Дни рождения всегда расстраивали Рафиллу. Она их ненавидела. Шли годы, но в этот день она всегда чувствовала боль утраты, переживая прошедшее заново. А этот день рождения, когда ей исполнилось двенадцать лет, был особенно плохим, потому что ее мать Анна снова собиралась выйти замуж, что ужасно расстраивало Рафиллу.

По этому поводу мать и дочь постоянно спорили.

— Это нечестно по отношению к папе, — воскликнула Рафилла.

— Твой отец погиб почти пять лет назад, — попыталась объяснить Анна. — Он не захотел бы, чтобы я до конца своих дней оставалась одинокой.

— Нет, захотел бы! — вскричала Рафилла. — Захотел бы! Захотел бы!

Она презирала мужчину, за которого мать собиралась выйти замуж. Он был английским лордом, страдал дурацким заиканием, имел дурацкие рыжие волосы, дурацкого сына и дурацкий замок в сельской местности в Англии. Звали его лорд Сайрус Эгертон, и был он просто омерзительным.

— Что ж, юная леди, — сказала наконец Анна, и в ее обычно нежном и ласковом голосе прозвучали чрезвычайно резкие нотки, — что бы я ни решила, это мое решение. К счастью, мне не требуется твоего позволения, но было бы неплохо, если бы ты одобрила мое решение.

— Никогда! — торжественно провозгласила Рафилла. — Я скорее умру!

Она в самом деле верила в это.

Няня пыталась успокоить ее, но безуспешно. Рафилла была твердо уверена, что если ее мать повторно выйдет замуж, то это будет страшным предательством по отношению к ее бедному погибшему отцу. И никто не мог переубедить ее.

Папа Люсьен. Она часто думала о нем. Кошмар его ужасной смерти постоянно преследовал Рафиллу.

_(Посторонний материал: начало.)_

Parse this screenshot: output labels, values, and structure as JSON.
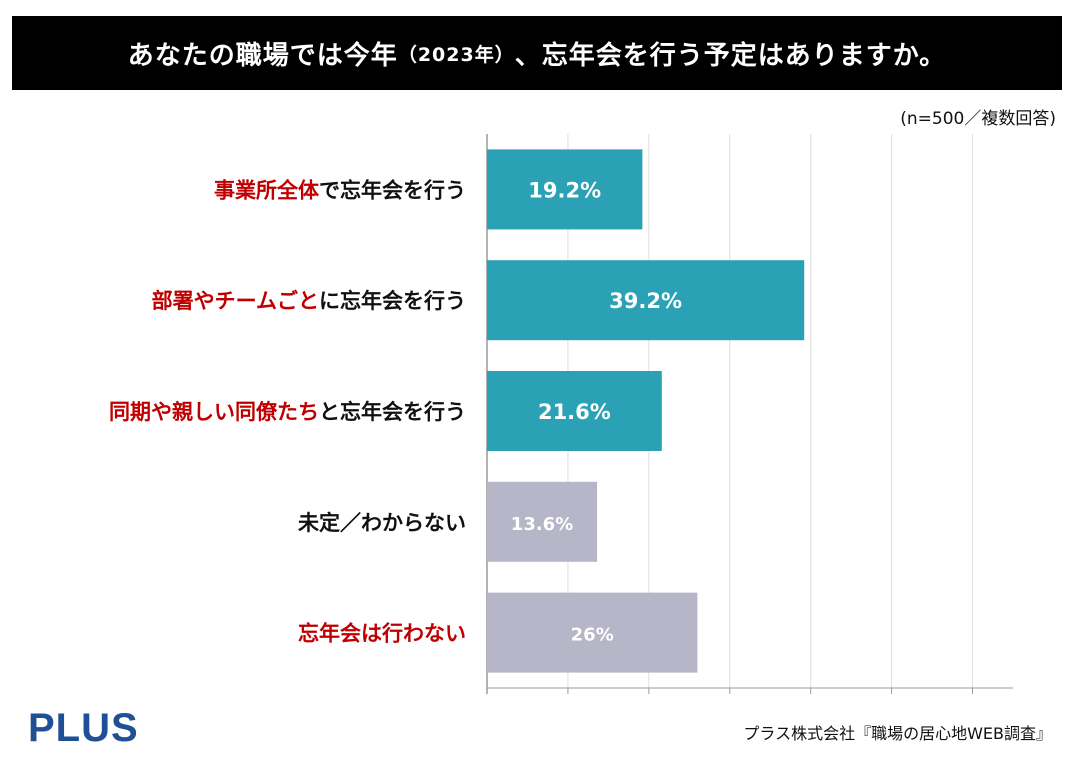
{
  "header": {
    "title_main": "あなたの職場では今年",
    "title_paren": "（2023年）",
    "title_tail": "、忘年会を行う予定はありますか。"
  },
  "note": "(n=500／複数回答)",
  "brand": "PLUS",
  "source": "プラス株式会社『職場の居心地WEB調査』",
  "colors": {
    "accent": "#c00000",
    "text": "#111111",
    "bar_yes": "#2aa1b5",
    "bar_no": "#b6b6c8",
    "grid": "#dddddd",
    "axis": "#9a9a9a"
  },
  "chart_data": {
    "type": "bar",
    "orientation": "horizontal",
    "title": "あなたの職場では今年（2023年）、忘年会を行う予定はありますか。",
    "xlim": [
      0,
      65
    ],
    "x_unit": "%",
    "categories": [
      {
        "parts": [
          {
            "text": "事業所全体",
            "emph": true
          },
          {
            "text": "で忘年会を行う",
            "emph": false
          }
        ],
        "value": 19.2,
        "value_label": "19.2%",
        "group": "yes"
      },
      {
        "parts": [
          {
            "text": "部署やチームごと",
            "emph": true
          },
          {
            "text": "に忘年会を行う",
            "emph": false
          }
        ],
        "value": 39.2,
        "value_label": "39.2%",
        "group": "yes"
      },
      {
        "parts": [
          {
            "text": "同期や親しい同僚たち",
            "emph": true
          },
          {
            "text": "と忘年会を行う",
            "emph": false
          }
        ],
        "value": 21.6,
        "value_label": "21.6%",
        "group": "yes"
      },
      {
        "parts": [
          {
            "text": "未定／わからない",
            "emph": false
          }
        ],
        "value": 13.6,
        "value_label": "13.6%",
        "group": "no"
      },
      {
        "parts": [
          {
            "text": "忘年会は行わない",
            "emph": true
          }
        ],
        "value": 26,
        "value_label": "26%",
        "group": "no"
      }
    ]
  }
}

Да разве могла она забыть это? Ведь она видела, как это произошло, она стояла на пороге их дома в Париже и махала отцу на прощание. А в этот самый момент его разорвало на куски взрывом бомбы, подложенной террористами в машину Генри Роне. Планировалось убить Генри Роне, но по трагической случайности в этой же машине оказался и Люсьен Ле Серре.

Звук этого взрыва перевернул всю жизнь Рафиллы. Осколки стекла впились в ноги, вызвав временный паралич и оборвав надежды стать в будущем балериной. Несколько месяцев она пролежала в больнице, перенесла две операции. А когда вернулась домой, мать уже продала дом в Париже, упаковала вещи, и все было готово для переезда в Англию.

— Мы оставим здесь свои воспоминания, — сказала Анна дочери. — Мы должны это сделать, это единственный выход.

Таково было решение матери, но Рафилла считала, что это невозможно. Она никогда не сможет забыть своего замечательного отца и то, что он значил для нее.

С первого же дня Рафилла возненавидела Англию. Холодная, сырая погода. Залитые дождем улицы. Непривычная пища и новый язык, который ей никогда не нравился, хотя с самого детства она говорила и по-французски и по-английски.

Анна определила дочь в частную школу, где девочки насмехались над ней, потому что Рафилла была не такая, как они. Они дразнили ее, называя „хромоножкой“, — она слегка прихрамывала при ходьбе после того несчастного случая. А иногда обзывали ее „чернушкой“ — за оливковый цвет кожи.

Ее няня Нэнни Макди предложила Анне забрать дочь из школы и нанять частных учителей, пока Рафилла не привыкнет как следует к Англии и новому укладу жизни. Анна согласилась, и до одиннадцати лет Рафилла не посещала школу. К этому времени она окрепла, и всем, кто пытался дразнить ее, приходилось худо.

И вот сегодня, когда ей исполнялось двенадцать лет, воспоминания вновь нахлынули на Рафиллу, да еще Анна собралась выходить замуж, а это было так нечестно с ее стороны…

Рафилла вошла в ванную комнату матери, открыла аптечку, опорожнила все бутылочки с таблетками, какие только смогла найти, и проглотила целую горсть.

Скоро она снова будет со своим папой, и ей на самом деле очень хотелось этого.